The Conservatives' problem with Johnson is (or purports to be) personal – after a litany of scandalous revelations stretching back over several months, his inept and palpably dishonest account of the Pincher affair seemed, at the time, to be the straw that broke the camel's back: as murmurs of discontent grew, two senior cabinet ministers - the Chancellor and the Health Secretary – resigned, rapidly followed by a slew of others in lesser positions. Close confidantes and known supporters of Johnson publicly called on him to go. A delegation from the 1922 committee – the celebrated 'men in grey suits' – was reported to be on its way to Downing St. to tell him that the game was up.
And what happened?
Well, he's still Prime Minister. He has already filled a number of government vacancies, in some cases by reappointing those who had resigned. He has resigned as leader of the Conservative Party but not as Prime Minister, despite having a designated deputy in Dominc (gawd help us!) Raab - the implication is that he will go as soon as a successor is appointed, since it is presumed that he or she will command the confidence of the House. But what of his own position? All those resignations have washed over him like tide over a rock. In theory, they were showing that he had lost the confidence of the House, i.e. of his Conservative majority – but that is all it was, mere show. The expectation, of course, was that anyone with a shred of decency etc. would see that the game was up and do the decent thing: but how little, even now, do they know their man. Johnson simply refused to respond. Figuratively, they left him with the revolver and the glass of whisky, so he drank the whisky, shot Michael Gove, and carried on as before.

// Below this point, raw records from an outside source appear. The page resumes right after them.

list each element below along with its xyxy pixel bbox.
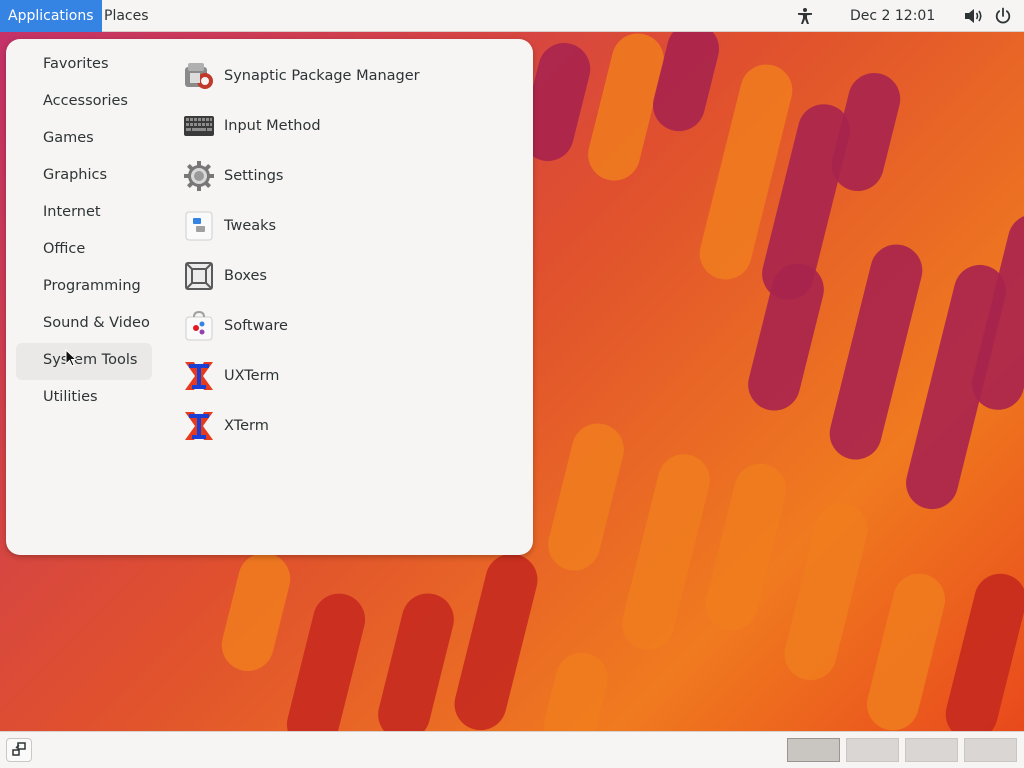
workspace-4[interactable] bbox=[964, 738, 1017, 762]
app-label: Settings bbox=[224, 168, 284, 184]
category-system-tools[interactable]: System Tools bbox=[16, 343, 152, 380]
category-accessories[interactable]: Accessories bbox=[16, 84, 152, 121]
app-software[interactable]: Software bbox=[182, 301, 512, 351]
category-internet[interactable]: Internet bbox=[16, 195, 152, 232]
synaptic-icon bbox=[185, 63, 213, 89]
app-label: Synaptic Package Manager bbox=[224, 68, 420, 84]
workspace-1[interactable] bbox=[787, 738, 840, 762]
gear-icon bbox=[184, 161, 214, 191]
app-input-method[interactable]: Input Method bbox=[182, 101, 512, 151]
app-boxes[interactable]: Boxes bbox=[182, 251, 512, 301]
app-tweaks[interactable]: Tweaks bbox=[182, 201, 512, 251]
app-synaptic[interactable]: Synaptic Package Manager bbox=[182, 51, 512, 101]
tweaks-icon bbox=[185, 211, 213, 241]
category-list: Favorites Accessories Games Graphics Int… bbox=[16, 47, 152, 417]
boxes-icon bbox=[185, 262, 213, 290]
show-desktop-button[interactable] bbox=[6, 738, 32, 762]
xterm-icon bbox=[185, 362, 213, 390]
category-games[interactable]: Games bbox=[16, 121, 152, 158]
category-programming[interactable]: Programming bbox=[16, 269, 152, 306]
show-desktop-icon bbox=[12, 742, 26, 756]
mouse-cursor-icon bbox=[65, 349, 77, 367]
app-label: Software bbox=[224, 318, 288, 334]
app-label: XTerm bbox=[224, 418, 269, 434]
applications-menu-popup: Favorites Accessories Games Graphics Int… bbox=[6, 39, 533, 555]
xterm-icon bbox=[185, 412, 213, 440]
places-menu-button[interactable]: Places bbox=[96, 0, 157, 32]
category-favorites[interactable]: Favorites bbox=[16, 47, 152, 84]
app-list: Synaptic Package Manager Input Method Se… bbox=[182, 51, 512, 451]
app-label: Tweaks bbox=[224, 218, 277, 234]
app-settings[interactable]: Settings bbox=[182, 151, 512, 201]
top-panel: Applications Places Dec 2 12:01 bbox=[0, 0, 1024, 32]
workspace-3[interactable] bbox=[905, 738, 958, 762]
volume-icon[interactable] bbox=[964, 8, 984, 24]
category-utilities[interactable]: Utilities bbox=[16, 380, 152, 417]
app-label: Boxes bbox=[224, 268, 267, 284]
app-uxterm[interactable]: UXTerm bbox=[182, 351, 512, 401]
power-icon[interactable] bbox=[994, 7, 1012, 25]
clock[interactable]: Dec 2 12:01 bbox=[850, 0, 935, 32]
category-office[interactable]: Office bbox=[16, 232, 152, 269]
software-icon bbox=[185, 310, 213, 341]
accessibility-icon[interactable] bbox=[796, 7, 814, 25]
applications-menu-button[interactable]: Applications bbox=[0, 0, 102, 32]
workspace-2[interactable] bbox=[846, 738, 899, 762]
app-label: Input Method bbox=[224, 118, 321, 134]
bottom-panel bbox=[0, 731, 1024, 768]
app-xterm[interactable]: XTerm bbox=[182, 401, 512, 451]
app-label: UXTerm bbox=[224, 368, 280, 384]
keyboard-icon bbox=[184, 116, 214, 136]
category-sound-video[interactable]: Sound & Video bbox=[16, 306, 152, 343]
category-graphics[interactable]: Graphics bbox=[16, 158, 152, 195]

He is there even as I write, and unless they actually demonstrate, by a vote in Parliament, that he no longer has their confidence and can no longer continue as Prime Minister, there he will remain, working his mischief while his colleagues fight like rats in a sack to succeed him. And who knows what may happen in the interim?
Johnson loses no power by resigning as Leader of the Conservative Party. By staying on as Prime Minister, he retains an enormous amount (as he has already demonstrated by exercising his patronage in making new appointments). As John Major wisely observed, the hope that he will be constrained by his cabinet is not well-founded, given his conduct till now. I fully expect him to damage this country further before he departs – if, indeed, he does.